Furthermore, the blanket invasion of privacy demonstrated in The Hotel has not aged very well in light of the drastic decrease of privacy afforded to us today. If I were to imagine a Sophie Calle going about her hotel-room work today, she might find out a lot more if she were to simply monitor the guests’ social-media profiles and paid a little money to get access to data stored by data-mining companies. Obviously, this is not to defend the fact that corporations have trashed our idea of what privacy means, and it’s also not to excuse the fact that many people share more on social media about their lives than is actually healthy for them.

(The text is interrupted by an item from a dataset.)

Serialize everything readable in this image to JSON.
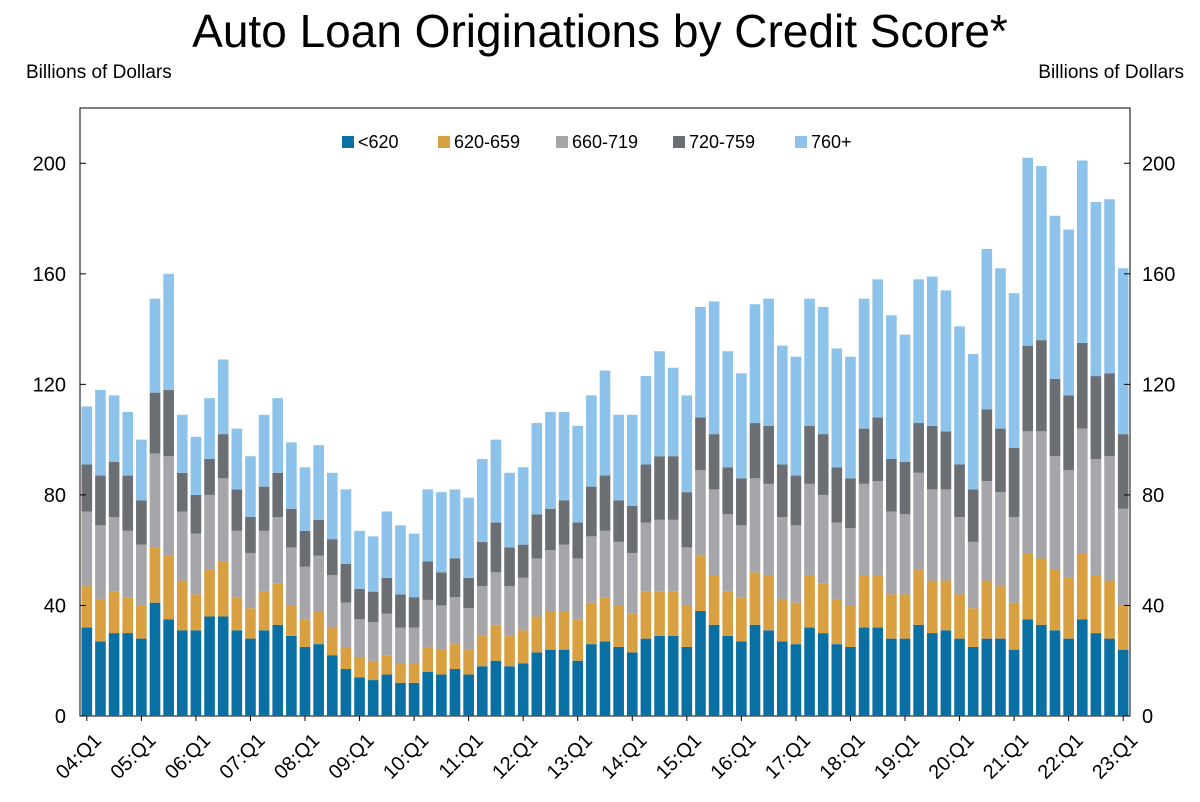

It’s also where Jeffries’ comment about privacy fall short, given that he notes that a person’s ability to voice her or his displeasure about a reduction of privacy (a voice that in our societies is tied to wealth and status) says something about the general populace’s approach to the topic. If poor people (literally) can’t afford access to more privacy that doesn’t mean that privacy itself is a bourgeois entity — it just means that our societies are stacked in favour of the wealthy and powerful (more often than not, this includes photographers). Furthmore, unlike property, privacy cannot actually amassed. This is one of the few, relatively minor details in his otherwise excellent book where I found myself in disagreement with the author.

If, as Jeffries wrote, Calle’s art is indeed supposed to be the “critique rather than search for utopia beyond the dystopia of today”, then I don’t think that this idea applies to The Hotel: where exactly is the critique? There’s no utopia, and there’s no critique. What is there? I’m reluctant to spell it out: Instead, what I’m left with is what I’d consider an at best minor work by an artist that I have a lot of respect for, a work that might have been better served had it not been reissued.

I suppose that some pieces of art age differently than others. This bums me out, even as I console myself with the fact that there is all of Sophie Calle’s other work that I can (and will) still enjoy.